Tommy, Arta
Identifying behaviour patterns
What behaviors will we track?
-Behaviours of current governmental restrictions that prevent social impact investments from taking place
Tension growing between mistrust and public expectations of the governments creates a risk which challenges 2
Psychological implications are huge factors that influence investment decisions. These implications include:
Loss of aversion: Fear of letting go
“refers to the human tendency to prioritize avoiding losses over acquiring equivalent gains.”
Cognitive Dissonance: Conflicting realities
“In the world of investing, cognitive dissonance can manifest when an investor realizes that a chosen investment is underperforming.”
Confirmation bias: The comfort of familiarity.
“In investing, confirmation bias can lead investors to gravitate toward news and analysis that align with their optimistic or pessimistic outlook on a particular stock or market trend. As a result, investors may ignore or downplay information that contradicts their viewpoint, potentially blinding them to the full spectrum of potential risks and rewards.”

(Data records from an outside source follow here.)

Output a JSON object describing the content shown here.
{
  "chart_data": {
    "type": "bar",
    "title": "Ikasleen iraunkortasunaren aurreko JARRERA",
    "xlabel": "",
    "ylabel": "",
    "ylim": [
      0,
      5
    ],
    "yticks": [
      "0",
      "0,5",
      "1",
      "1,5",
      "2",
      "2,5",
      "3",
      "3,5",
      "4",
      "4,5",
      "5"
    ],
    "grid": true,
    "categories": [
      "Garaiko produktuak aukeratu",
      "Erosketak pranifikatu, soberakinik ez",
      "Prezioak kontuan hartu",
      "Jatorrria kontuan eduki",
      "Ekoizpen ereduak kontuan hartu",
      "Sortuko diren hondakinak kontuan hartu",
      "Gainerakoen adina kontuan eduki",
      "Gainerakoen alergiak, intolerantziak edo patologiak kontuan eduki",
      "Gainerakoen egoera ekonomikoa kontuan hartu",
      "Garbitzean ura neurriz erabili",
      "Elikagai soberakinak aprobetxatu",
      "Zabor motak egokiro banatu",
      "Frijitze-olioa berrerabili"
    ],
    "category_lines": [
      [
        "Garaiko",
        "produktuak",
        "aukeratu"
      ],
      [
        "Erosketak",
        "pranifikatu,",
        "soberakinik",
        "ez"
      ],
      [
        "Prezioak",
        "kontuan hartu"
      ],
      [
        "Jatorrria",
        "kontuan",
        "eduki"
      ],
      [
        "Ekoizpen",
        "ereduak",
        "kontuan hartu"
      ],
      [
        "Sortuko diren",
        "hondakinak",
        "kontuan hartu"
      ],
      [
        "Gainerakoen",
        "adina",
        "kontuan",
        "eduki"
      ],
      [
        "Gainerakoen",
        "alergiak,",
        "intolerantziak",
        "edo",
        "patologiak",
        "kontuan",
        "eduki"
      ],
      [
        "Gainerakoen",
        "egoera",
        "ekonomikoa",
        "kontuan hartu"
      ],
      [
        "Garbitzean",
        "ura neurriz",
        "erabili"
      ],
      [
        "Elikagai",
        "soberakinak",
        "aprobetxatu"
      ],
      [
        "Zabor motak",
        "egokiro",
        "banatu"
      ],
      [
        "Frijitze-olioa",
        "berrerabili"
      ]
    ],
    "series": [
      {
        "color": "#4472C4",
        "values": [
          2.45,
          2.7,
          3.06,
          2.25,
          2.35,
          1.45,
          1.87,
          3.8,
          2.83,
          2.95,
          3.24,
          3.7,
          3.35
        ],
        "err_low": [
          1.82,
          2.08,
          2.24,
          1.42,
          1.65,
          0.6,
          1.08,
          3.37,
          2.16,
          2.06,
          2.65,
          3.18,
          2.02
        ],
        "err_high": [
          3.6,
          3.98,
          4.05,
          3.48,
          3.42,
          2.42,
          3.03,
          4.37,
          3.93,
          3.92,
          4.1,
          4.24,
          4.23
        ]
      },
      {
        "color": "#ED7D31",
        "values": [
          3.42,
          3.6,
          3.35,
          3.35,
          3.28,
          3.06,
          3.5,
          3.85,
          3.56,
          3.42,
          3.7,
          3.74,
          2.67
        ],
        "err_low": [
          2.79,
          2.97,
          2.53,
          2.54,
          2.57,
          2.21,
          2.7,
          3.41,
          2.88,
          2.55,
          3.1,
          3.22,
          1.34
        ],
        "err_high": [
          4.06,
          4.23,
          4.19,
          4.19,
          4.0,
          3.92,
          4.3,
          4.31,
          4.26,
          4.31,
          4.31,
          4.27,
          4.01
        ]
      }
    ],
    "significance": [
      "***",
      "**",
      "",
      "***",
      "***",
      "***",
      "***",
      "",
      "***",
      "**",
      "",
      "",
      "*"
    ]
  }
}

Anchoring Bias: The Weight of Initial Impressions
“Anchoring bias demonstrates how the first piece of information encountered can disproportionately influence subsequent decisions. Investors prone to this bias may anchor their expectations for an investment's performance based on its recent high or low, leading to overly optimistic or pessimistic predictions.”
How often would you track it? Why?
We will be tracking this behavior 3 times, each at a different time. We will be tracking two instances of our chosen behaviors in the past and one current instance, the survey we recently created. The two past instances will be tracked through secondary research, namely past articles and/or reports published on our tracked behaviors.
1st track-2013. $25 Billion Assets Under Management (WEF 2013)
2nd track-2019 $502 billion Assets Under Management (Mudaliar and Dithrich 2019).
We can see that funds for impact investments have significantly increased with time. Many emerging markets are yearning for additional funds towards areas that make positive change, which is why assets under management have grown significantly and almost doubled in 6 years. In addition, structures like the Global INvesting Network and the United Nations’s Principles for Responsible Investment have provided the necessary support for the growth of impact investing.
Tracking our behavior at two varying points in time allows us to generate a more holistic overview of our problem by incorporating varying perspectives on our behavior. Investment behavior is dynamic, constantly changing over time and to other essential factors. Therefore, only tracking our behavior at one point would lead us to limited data, not accounting for how the behavior has changed over time.
Furthermore, in the first image, we can see managers of venture funds against the year they were founded. We can see that in 2010, impact investing and their venture funds spiked up; however, towards the end of the 2010s, we can see that it slowly slowed down. This demonstrates a need for more impact investment causes. We can also see that impact investors are higher in developed markets than in emerging markets. This is not suitable for markets because they are the ones who are in actual need of more investments going towards subjects of impact.
Some conclusions we have reached with our investigation so far is:
-Additional tailored policies and financial instruments are needed to accelerate impact investments across European regions.
-Policies and instruments that have worked in individual countries, such as France, can act as a model for developing impact investing in developing communities.
Networks and associations must share data and practices with developing communities instead of starting their impact investing sector from scratch.
Regions as a whole need to integrate impact measurement and management into the tools to get the best solution.
Explain why it is essential to think carefully about what behaviour you are tracking and the timing and length of your observations.
Our chosen behavior is highly relevant to track to create our chosen solution of creating a platform to allow social impact investing. To solve the issues regarding social impact investments (solution), particularly the gaps in processes that allow for social impact investment, it’s imperative to determine precisely what these gaps are (tracked behavior). From Table 4, we can see that developed areas already have many impact investments coming.
Is there another format (besides a spreadsheet) for gathering the data that could be appropriate? Explain.
Yes, instead of finding data from world sources that already exist, we can discover and record our data based on surveys and collect our data sources by analyzing the gap between the current GDP and the social and “needful” aspects of countries and trying to see a relationship between these two data points.